Физическое занятие помогло ему скоротать время и отодвинуть начавшее было нарастать волнение.
Что-то около половины восьмого к церковным воротам подъехала и остановилась пролетка. Разогнувшись, отец Иннокентий увидел, как из пролетки на землю соскочил безбородый человек в темном костюме, без галстука, с небольшим саквояжем в руке. Переговорив с извозчиком, он рассмеялся вдруг и направился к калитке отца Иннокентия. Извозчик стегнул кобылу, но почему-то не стал разворачиваться, а поехал дальше к центру села. Это был единственный зольский извозчик – отец Иннокентий помнил его в лицо. Должно быть, Евдоким нанял его на вокзале.
"Деньжонки-то однако водятся у иудушки," – подумал отец Иннокентий и, воткнув лопату в рыхлую землю, направился навстречу ему.
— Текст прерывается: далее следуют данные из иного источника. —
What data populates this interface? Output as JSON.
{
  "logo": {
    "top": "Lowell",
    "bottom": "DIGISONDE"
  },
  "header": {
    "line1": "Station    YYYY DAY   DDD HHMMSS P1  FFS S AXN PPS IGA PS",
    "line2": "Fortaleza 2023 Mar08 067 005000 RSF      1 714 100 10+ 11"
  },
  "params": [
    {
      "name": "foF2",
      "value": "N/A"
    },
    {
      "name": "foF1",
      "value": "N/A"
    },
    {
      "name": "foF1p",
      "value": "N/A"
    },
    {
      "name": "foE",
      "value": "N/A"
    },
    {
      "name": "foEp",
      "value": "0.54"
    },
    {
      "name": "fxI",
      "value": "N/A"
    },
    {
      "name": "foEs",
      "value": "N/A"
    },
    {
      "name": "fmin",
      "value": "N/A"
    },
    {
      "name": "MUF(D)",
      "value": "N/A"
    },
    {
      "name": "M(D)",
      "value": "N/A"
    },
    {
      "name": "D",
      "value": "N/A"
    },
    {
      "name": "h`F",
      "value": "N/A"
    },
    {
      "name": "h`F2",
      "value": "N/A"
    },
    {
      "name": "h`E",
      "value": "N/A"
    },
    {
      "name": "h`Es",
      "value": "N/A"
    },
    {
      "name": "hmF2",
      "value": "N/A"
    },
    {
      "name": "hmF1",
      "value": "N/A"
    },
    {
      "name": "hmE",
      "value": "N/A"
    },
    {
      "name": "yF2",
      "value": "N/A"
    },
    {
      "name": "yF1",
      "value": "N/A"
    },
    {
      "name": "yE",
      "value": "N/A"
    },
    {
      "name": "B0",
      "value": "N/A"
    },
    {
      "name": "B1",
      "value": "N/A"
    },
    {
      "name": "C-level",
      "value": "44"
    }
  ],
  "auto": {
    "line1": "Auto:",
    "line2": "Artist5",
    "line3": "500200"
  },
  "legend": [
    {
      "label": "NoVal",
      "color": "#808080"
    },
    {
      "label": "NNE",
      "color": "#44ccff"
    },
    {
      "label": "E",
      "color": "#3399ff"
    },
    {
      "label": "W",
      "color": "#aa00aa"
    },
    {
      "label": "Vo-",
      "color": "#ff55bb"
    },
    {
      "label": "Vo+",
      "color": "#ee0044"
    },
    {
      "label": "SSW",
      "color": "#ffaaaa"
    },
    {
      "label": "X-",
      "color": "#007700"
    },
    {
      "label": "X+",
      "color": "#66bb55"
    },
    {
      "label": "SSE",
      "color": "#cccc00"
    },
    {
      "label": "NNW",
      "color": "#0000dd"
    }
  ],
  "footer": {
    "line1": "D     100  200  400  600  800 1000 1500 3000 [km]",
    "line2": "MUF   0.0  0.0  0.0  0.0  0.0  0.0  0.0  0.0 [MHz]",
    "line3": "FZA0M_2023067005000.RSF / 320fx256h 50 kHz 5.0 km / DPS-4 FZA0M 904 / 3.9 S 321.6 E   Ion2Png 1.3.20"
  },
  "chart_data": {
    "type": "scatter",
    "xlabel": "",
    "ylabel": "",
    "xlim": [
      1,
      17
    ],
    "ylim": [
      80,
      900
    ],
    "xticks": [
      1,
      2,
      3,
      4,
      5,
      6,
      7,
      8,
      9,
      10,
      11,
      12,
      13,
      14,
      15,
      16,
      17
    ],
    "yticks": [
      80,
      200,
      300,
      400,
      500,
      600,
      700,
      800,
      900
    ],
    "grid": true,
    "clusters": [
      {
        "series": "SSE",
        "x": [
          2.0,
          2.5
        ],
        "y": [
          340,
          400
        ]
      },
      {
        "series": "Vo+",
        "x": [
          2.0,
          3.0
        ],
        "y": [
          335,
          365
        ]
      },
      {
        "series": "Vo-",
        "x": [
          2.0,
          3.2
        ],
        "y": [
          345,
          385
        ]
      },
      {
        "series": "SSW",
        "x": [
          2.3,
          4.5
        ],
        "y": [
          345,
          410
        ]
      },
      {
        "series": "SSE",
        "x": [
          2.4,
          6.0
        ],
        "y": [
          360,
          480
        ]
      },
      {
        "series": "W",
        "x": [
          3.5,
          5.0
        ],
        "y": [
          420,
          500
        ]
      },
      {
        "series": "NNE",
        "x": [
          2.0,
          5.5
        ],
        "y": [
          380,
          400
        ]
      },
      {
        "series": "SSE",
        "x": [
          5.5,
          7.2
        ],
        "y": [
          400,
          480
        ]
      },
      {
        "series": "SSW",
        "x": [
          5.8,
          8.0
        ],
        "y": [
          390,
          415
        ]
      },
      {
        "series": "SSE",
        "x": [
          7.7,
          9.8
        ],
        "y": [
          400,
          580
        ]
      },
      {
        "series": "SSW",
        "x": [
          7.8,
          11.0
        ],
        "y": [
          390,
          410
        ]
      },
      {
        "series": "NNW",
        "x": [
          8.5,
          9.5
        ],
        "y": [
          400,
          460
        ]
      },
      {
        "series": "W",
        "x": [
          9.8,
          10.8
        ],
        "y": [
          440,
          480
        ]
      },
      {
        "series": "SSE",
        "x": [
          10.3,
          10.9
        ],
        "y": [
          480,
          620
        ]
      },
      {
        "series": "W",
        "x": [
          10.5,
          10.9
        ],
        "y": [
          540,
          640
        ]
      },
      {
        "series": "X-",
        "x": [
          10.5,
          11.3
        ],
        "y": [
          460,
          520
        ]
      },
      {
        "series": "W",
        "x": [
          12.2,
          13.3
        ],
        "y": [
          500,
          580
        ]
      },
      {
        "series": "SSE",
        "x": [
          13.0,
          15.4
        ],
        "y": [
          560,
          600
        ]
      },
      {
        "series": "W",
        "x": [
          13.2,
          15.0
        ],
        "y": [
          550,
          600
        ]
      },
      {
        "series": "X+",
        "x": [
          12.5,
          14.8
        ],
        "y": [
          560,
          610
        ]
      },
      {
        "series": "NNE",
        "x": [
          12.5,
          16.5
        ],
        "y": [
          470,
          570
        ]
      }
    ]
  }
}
Войдя за калитку, Евдоким сразу заприметил его, и, улыбаясь, помахал ему рукой на ходу, будто старому своему приятелю. Плюс-минус два-три года, он должен был, вообще-то, быть ровесником отца Иннокентия, но глядя на его прямую, чуть не спортивную фигуру, бодрую осанку, энергичную, деловую походку, сказать этого было никак нельзя. Чисто выбритое, правильных форм лицо его могло бы принадлежать здоровому мужчине лет тридцати семи. Не очень длинные, но и не коротко стриженные прямые темно-русые волосы были аккуратно расчесаны, будто только что отошел он от зеркала. Отец Иннокентий смутно уже помнил его бородатым, но, подходя к нему теперь, успел подумать, что борода едва ли и пошла б ему.
– Здравствуйте, отец Иннокентий, – сблизившись с ним, Евдоким перекинул саквояж в левую руку и протянул ему правую.
– Здравствуйте, батюшка, – кивнул ему отец Иннокентий, вместо рукопожатия показав вымазанные в земле ладони. Запачкаетесь. Проходите в дом.
Вслед за Евдокимом, не заметившим постеленного на крыльце коврика для вытирания ботинок, он прошел на кухню и, остановившись возле умывальника, принялся мыть руки. Лжеепископ тем временем поставил свой саквояж возле печки и без особенных церемоний прямиком уселся за стол. С белоснежным полотенцем в руках Отец Иннокентий обернулся к нему.
– Руки, батюшка, отмыть не желаете? – поинтересовался он.
– Спасибо, отец Иннокентий, – усмехнулся тот. – Я ж не запачкался.
Интонации в разговоре, значит, умел он чувствовать.
– Как знаете, – заметил священник. – Что ж, чайку?
– Да неплохо бы, если не обеспокою. Времени у нас с вами ровно два часа. Мне надо будет к московскому поезду успеть.
– Что же тогда извозчика отпустили?
– Я не отпустил. У него тут в селе приятель какой-то оказался – он к нему пока; вернется к половине десятого.
Ковшом набрав из ведра воды в чайник, отец Иннокентий установил его на керогазе и посмотрел на часы. Если Баев окажется точен, общаться с иудушкой предстояло ему полтора часа.
– Так, надо понимать, решились вы, отец Евдоким, евхаристическое общение со мной наладить, – сказал он, подсаживаясь к столу.
Евдоким от души рассмеялся.
– Ох, и ехидны вы, батюшка. Ну, да это и к лучшему. Ирония – признак ума. Полагаю, разговор у нас с вами должен получиться.
– О чем же? – поинтересовался отец Иннокентий и, достав из кармана кисет, как всегда неспешно принялся за свою трубочку.
– О делах духовных, отец Иннокентий.
– Давно ли вы ими интересоваться стали? – полюбопытствовал он, постукивая трубочкой о край стола.
– Батюшка, батюшка, – покачал головой Евдоким. – Ну, давайте уж без зуботычин разговаривать. Поздновато нам теперь задираться-то друг на друга, как вам кажется? Пора уж и вместе о будущем Церкви нашей подумать.
– Что же тут думать? – пожал плечами отец Иннокентий. Как была она, как есть, так и будет всегда – Православная, каноническая и единая.
– Так, выходит по-вашему, все у нас с Церковью в порядке?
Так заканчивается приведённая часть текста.